OLYMPIA — The Port of Olympia commission voted 2-1 Monday evening to approve a five-year contract for two government-owned ships that will tie up at the marine terminal and do little else, port officials say.
The net present value of the layberth contract, meaning there is no plan for the ships to handle cargo, is $3.5 million.
The two ships, the Admiral W.M. Callaghan and Cape Orlando, both of which measure more than 600 feet, are part of the Ready Reserve Fleet, also known as the Ready Reserve Force, which is part of the U.S. Maritime Administration. The U.S. Maritime Administration is part of the U.S. Department of Transportation.
The fleet has been known to help support national defense efforts, but port officials again emphasized there is no plan for the ships to handle cargo, or military cargo.

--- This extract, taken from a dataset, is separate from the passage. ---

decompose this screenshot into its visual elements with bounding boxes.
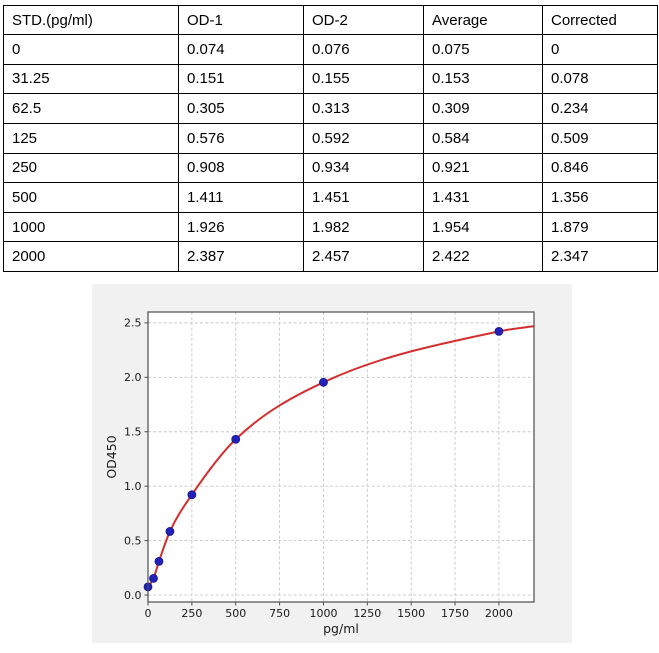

“Any kind of using of these ships would take a separate action by the port,” Commissioner Joe Downing said.
Downing and Commissioner Bill McGregor voted in favor of the contract, while Commissioner E.J. Zita voted against it, asking again for more time to vet the proposal.
Prior to approving the agenda for Monday’s meeting, Zita made a motion to move the layberth contract action item to the advisory calendar for more discussion, but her motion failed from lack of support from either McGregor or Downing.
“I want to make sure we have all the information we need to make an informed decision,” Zita said.
The ships have spurred a number of questions, including whether Budd Inlet is deep enough for them, or whether there will be enough room for other boats once the ships are docked, as well as questions about environmental matters, such as bilge water.
But minutes before Downing voted to approve the deal, he raised a concern of his own. Once the ships arrive in Olympia, they are set to dock at Berth 1 on the marine terminal, a space currently occupied by a former state ferry.
“My biggest concern is the ferry,” said Downing, who added that he’s been telling his constituents the ferry will be gone by Thanksgiving. “Now I’m nervous it’s not going to be gone by Thanksgiving.”
The former state ferry was purchased and docked at the port more than two years ago. It then became a headache for the port after the owner struggled to pay his bills and then stopped paying them altogether this year. The port later sued the owner in federal court and won a judgment to have the boat sold.
“I’d hate to see us approve (the layberth contract) because the ferry is still sitting there,” Downing said.
Marine Terminal Director Len Faucher said the port is still waiting to hear from U.S. Marshals about a sales process for the ferry.
During public comment, five people spoke in support of the contract and two people were opposed to it.
Deborah Pattin said the layberth contract means more revenue for the port, more work for its workforce and the ships will have small crews of merchant marines who will spend their money here.
“I just think it’s a win, win, win,” she said.
One woman echoed Zita’s comments, saying she wanted the port to consider an environmental impact survey of the ships, or do more community outreach before voting on the contract.